Für die Versicherer geht es dabei in erster Linie darum, die Anlagebedingungen für traditionelle Anlageklassen, in die sie bereits heute erfolgreich investieren, zu verbessern und falsche, das heißt kurzfristige aufsichtsrechtliche Anreizwirkungen zu verhindern oder zumindest abzumildern. Daneben interessieren sie sich zunehmend auch für den maßvollen Ausbau von direkten und indirekten Finanzierungen über Fremd- und Eigenkapital im Bereich von langfristigen Infrastrukturprojekten und erneuerbaren Energien.

Aufgrund des noch relativ geringen Angebots und der hohen Anforderungen für solche Anlagen ist auf mittlere Sicht allerdings nicht mit erheblichen Verschiebungen in der Allokation der Kapitalanlagen der Versicherer in diese Assetklasse zu rechnen. Neben dem notwendigen Aufbau von Expertise zur Analyse der infrastruktur spezifischen Risiken müssen auch neue Prozesse für Monitoring, Risikocontrolling und Berichterstattung eingeführt werden. In diesem Zusammenhang sind vielfältige Kooperationsmöglichkeiten zwischen Banken und Versicherern denkbar, bei denen jede Seite die Vorteile des eigenen Geschäftsmodells und der eigenen Kompetenz einbringen kann.

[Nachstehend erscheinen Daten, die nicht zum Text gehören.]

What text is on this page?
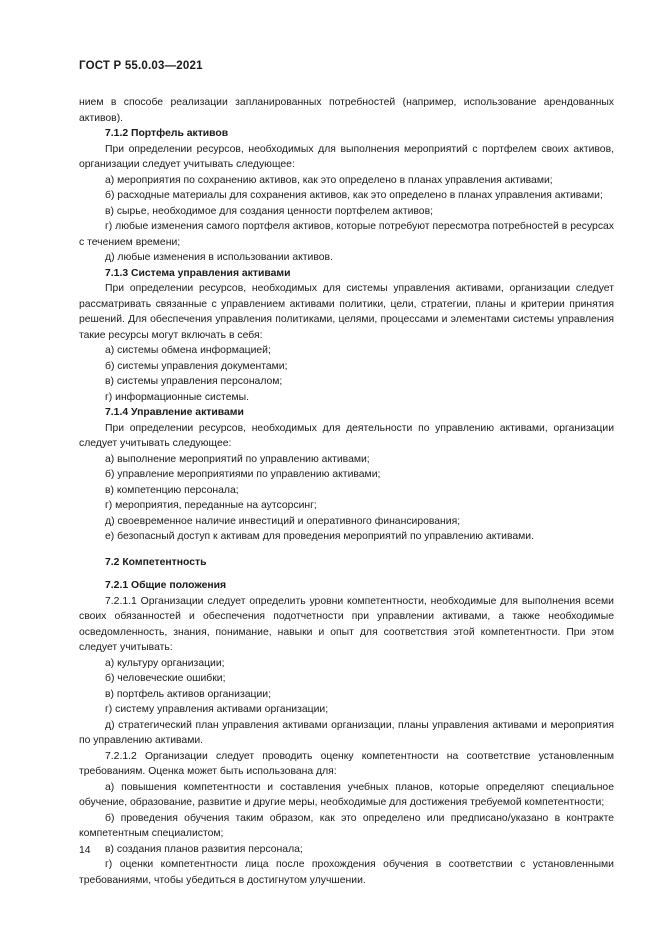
ГОСТ Р 55.0.03—2021

нием в способе реализации запланированных потребностей (например, использование арендованных активов).

7.1.2 Портфель активов

При определении ресурсов, необходимых для выполнения мероприятий с портфелем своих активов, организации следует учитывать следующее:

а) мероприятия по сохранению активов, как это определено в планах управления активами;

б) расходные материалы для сохранения активов, как это определено в планах управления активами;

в) сырье, необходимое для создания ценности портфелем активов;

г) любые изменения самого портфеля активов, которые потребуют пересмотра потребностей в ресурсах с течением времени;

д) любые изменения в использовании активов.

7.1.3 Система управления активами

При определении ресурсов, необходимых для системы управления активами, организации следует рассматривать связанные с управлением активами политики, цели, стратегии, планы и критерии принятия решений. Для обеспечения управления политиками, целями, процессами и элементами системы управления такие ресурсы могут включать в себя:

а) системы обмена информацией;

б) системы управления документами;

в) системы управления персоналом;

г) информационные системы.

7.1.4 Управление активами

При определении ресурсов, необходимых для деятельности по управлению активами, организации следует учитывать следующее:

а) выполнение мероприятий по управлению активами;

б) управление мероприятиями по управлению активами;

в) компетенцию персонала;

г) мероприятия, переданные на аутсорсинг;

д) своевременное наличие инвестиций и оперативного финансирования;

е) безопасный доступ к активам для проведения мероприятий по управлению активами.

7.2 Компетентность

7.2.1 Общие положения

7.2.1.1 Организации следует определить уровни компетентности, необходимые для выполнения всеми своих обязанностей и обеспечения подотчетности при управлении активами, а также необходимые осведомленность, знания, понимание, навыки и опыт для соответствия этой компетентности. При этом следует учитывать:

а) культуру организации;

б) человеческие ошибки;

в) портфель активов организации;

г) систему управления активами организации;

д) стратегический план управления активами организации, планы управления активами и мероприятия по управлению активами.

7.2.1.2 Организации следует проводить оценку компетентности на соответствие установленным требованиям. Оценка может быть использована для:

а) повышения компетентности и составления учебных планов, которые определяют специальное обучение, образование, развитие и другие меры, необходимые для достижения требуемой компетентности;

б) проведения обучения таким образом, как это определено или предписано/указано в контракте компетентным специалистом;

в) создания планов развития персонала;

г) оценки компетентности лица после прохождения обучения в соответствии с установленными требованиями, чтобы убедиться в достигнутом улучшении.

14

* Es handelt sich hierbei um das Gesetz zur Umsetzung der europäischen Richtlinie über die Verwalter alternativer Investmentfonds (AIFM-Umsetzungsgesetz) sowie Anpassungen aufgrund der bereits seit 16. August 2012 unmittelbar geltenden europäischen Verordnung für OTC-Derivate, zentrale Gegenparteien und Transaktionsregister (EMIR-Verordnung).